Não sei como minha vó me vê hoje. Sei que ela não parece se decepcionar com quem me tornei, mesmo eu não tendo uma carreira brilhante. Talvez isso seja vestígio do machismo de sua época, inclusive, mas isso não importa agora. Me conforta, na verdade. Me parece que para ela a minha característica leitora não me fazia prometer nada além de uma boa conversa. Só que isso me lembra que ela quer que eu tente participar do programa “Quem quer ser um milionário?” do Luciano Huck desde que era Show do Milhão do Silvio Santos. Ela jura que eu ganharia meu milhão assim. É, talvez haja alguma expectativa. Ela deve esperar que eu faça alguma coisa com tanta vontade de ler o mundo. Alguma coisa que renda dinheiro. Talvez prestígio também. Como todo mundo espera, inclusive eu. Ela quer uma cena nova que me defina, como foi a do cadeado Papaiz. Uma cena que mostre que as palavras dela criaram a super-heroína da linguagem que ela vê. Sei que ela espera algo mais grandioso, mais capitalista talvez, mas eu vejo essa cena acontecer toda vez que medeio um clube de leitura, converso sobre um livro, falo sobre o que eu escrevo. Ou escrevo. Ou simplesmente leio. Ou paro para ouvir uma história que só ela pode contar e leio a mais recente folha de caderno que ela preencheu pra mim e me entregou se desculpando pelos possíveis erros ortográficos de quem só estudou até a 3ª série.
Vovó, eu estou aqui criando e recriando a cena que você adora contar mesmo que você não note e isso me conforta.
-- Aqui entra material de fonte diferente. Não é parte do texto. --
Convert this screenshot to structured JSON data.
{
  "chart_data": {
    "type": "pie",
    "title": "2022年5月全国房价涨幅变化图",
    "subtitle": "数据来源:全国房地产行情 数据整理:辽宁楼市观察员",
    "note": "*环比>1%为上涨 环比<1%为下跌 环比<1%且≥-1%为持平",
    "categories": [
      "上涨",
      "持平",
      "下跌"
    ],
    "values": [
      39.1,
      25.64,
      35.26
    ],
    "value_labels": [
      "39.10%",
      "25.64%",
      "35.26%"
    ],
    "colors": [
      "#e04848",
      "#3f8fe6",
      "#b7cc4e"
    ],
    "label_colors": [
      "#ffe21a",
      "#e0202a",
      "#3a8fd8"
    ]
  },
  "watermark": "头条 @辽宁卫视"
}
Vovó, eu estou aqui usando as palavras pra contar nossas histórias. Vovó, eu ainda pulo de galho em galho atrás da próxima palavra, da próxima história, da próxima chance de conexão.
Quero entender melhor os diferentes tamanhos que a pracinha que eu ia durante a infância pode assumir.
Parei de crescer faz tempo, mas ainda assim toda vez que piso aqui adulta, a lembrança do que a pracinha foi se transforma.
Ela se expande sob o meu olhar atento às diferenças, mas eu pareço cruzá-la em tão poucos passos. Ela está cada vez menor, mas seu limite ainda está em outro tempo. Ela parece mais vazia sem os bichos que eu costumava encontrar ali nas minhas expedições como wannabe biológa, mas também mais ocupada agora que tem até aparelho de ginástica. A árvore que levou pedaços dos meus dentes numa trombada com minha bicicleta ainda parece ameaçadora.
Penso em quantos passos o Billy precisa dar pra me acompanhar. São os mesmos de quando ele era jovem? E me pergunto quantas pisadas Faruck I precisava para cortar toda essa pouca extensão e nos tantos milhares de odores que Faruck II pode cheirar ali todas as vezes que o acompanhei.
Com a mi band presa ao meu pulso, sei exatamente quantos passos eu precisei dar para medir esse cenário e isso não é o suficiente para me convencer da diferença do que vejo, sinto, lembro.
Atravesso, calculo o raio, elevo-o ao quadrado, multiplico o resultado pelo pi. Encontro minha recuperação de matemática. Volto pra casa em 2003.
Tudo mudou.
E toda vez que mudo, uma nova perspectiva vira possibilidade. Com uma câmera nas mãos, posso ver a praça sob outro ângulo, o do pássaro que nunca fui. E, depois, quando voltar, lembrar diferente, como se em algum momento da minha história, eu tivesse sido dona desse céu de inverno.